Sometimes it’s nice when actors get nominated just so their film can receive some attention. Sometimes it’s nice to hear good things about little known actresses. Ana de Armas in “Blonde” and Andrea Riseborough in “To Leslie” both draw us in with very different characterizations.
The “Blonde” that de Armas plays is Marilyn Monroe. De Armas rises to the challenge of playing one of the most iconic movie stars ever. She steers clear of caricature and employs a perfectly tuned flavor of impersonation. She radiates the not quite explainable magic that was Marilyn Monroe, including the vulnerability that was the mark of this actress, this celebrity, this human being.
Although a worthy Oscar contender, the voting will credit her just a little bit less because she is incarnating Marilyn. Voters won’t fully appreciate the difficult character rendering.

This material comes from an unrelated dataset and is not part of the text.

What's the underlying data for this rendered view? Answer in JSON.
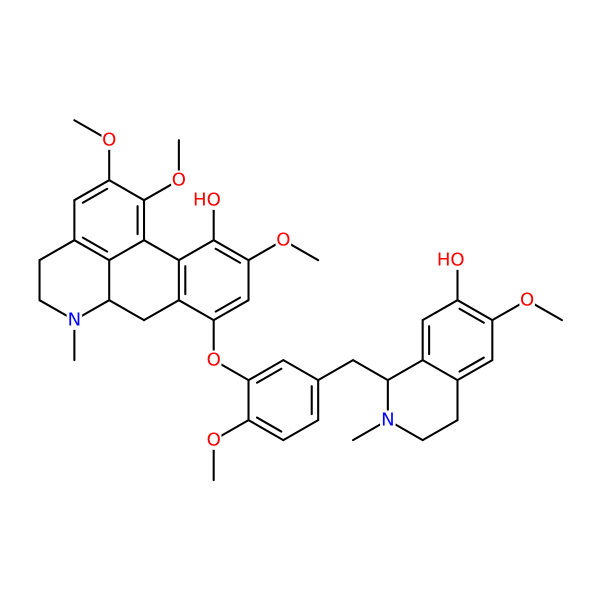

Riseborough’s character is as much a nobody as Marilyn Monroe was a somebody. This character wallows in the dysfunctional, alcoholic life she is cultivating. The story unfolds a very unlikely path to a better life. Riseborough delivers a wonderful balance of a person who does not rate our sympathy but also a person we want to see beating the odds she’s stacked against herself.
Although a worthy Oscar contender, the voting will pass over her as lacking the breakthrough appeal to honor what seems to be a very busy actress.
Michelle Williams fits the world of “The Fabelmans” playing the outgoing, somewhat odd, but obviously loving mother. The Steven Spielberg character is clearly a child getting his nature and nurture from both parents. While the fit strengthens the film, it feels more like a supporting performance than a Best Actress performance. Williams is an apt factor in pointing out that this is a good Spielberg film, not a great one.
The contest for Best Actress Oscar really involves only two of the nominees: Cate Blanchett in “Tar” and Michelle Yeoh in “Everything Everywhere All at Once.”
Cate Blanchett orbits in the same acting stratosphere as Meryl Streep. (OK, maybe not the same but in analogously rarefied air). Blanchett continues stretching through a variety of roles. In “Tar,” she plays an orchestra conductor, a very driven, exacting woman. The portrayal is accented by the demands of proving herself in a man’s world. Blanchett commands the complexity of playing a person whose excellence drinks the same juice that causes behavior that undermines her.
This role should win her third Oscar (“The Aviator,” 2004, and “Blue Jasmine,” 2013). Should … however … there’s the “Everything Everywhere All at Once” factor.
For some reason, some peculiar physics has put a gravitational field around “Everything Everywhere All at Once” that will pull multiple Oscars from the competition. Best Actress will go to Michelle Yeoh.
Yeoh performs very effectively, although it’s fairer to say she is very well used in the pinball wizardry that is “Everything Everywhere All at Once.” Yes, she inhabits well the character of a down-to-earth family woman and small business owner, but mostly she mugs a cinematically charged mixture of science fiction dimensions, martial arts gyrations, and screwball machinations.
Usually, younger actresses win at the Oscars. In this case, Yeoh will be seen as a veteran actress whose been underappreciated and who puts an appealing face on underappreciated Asian actors.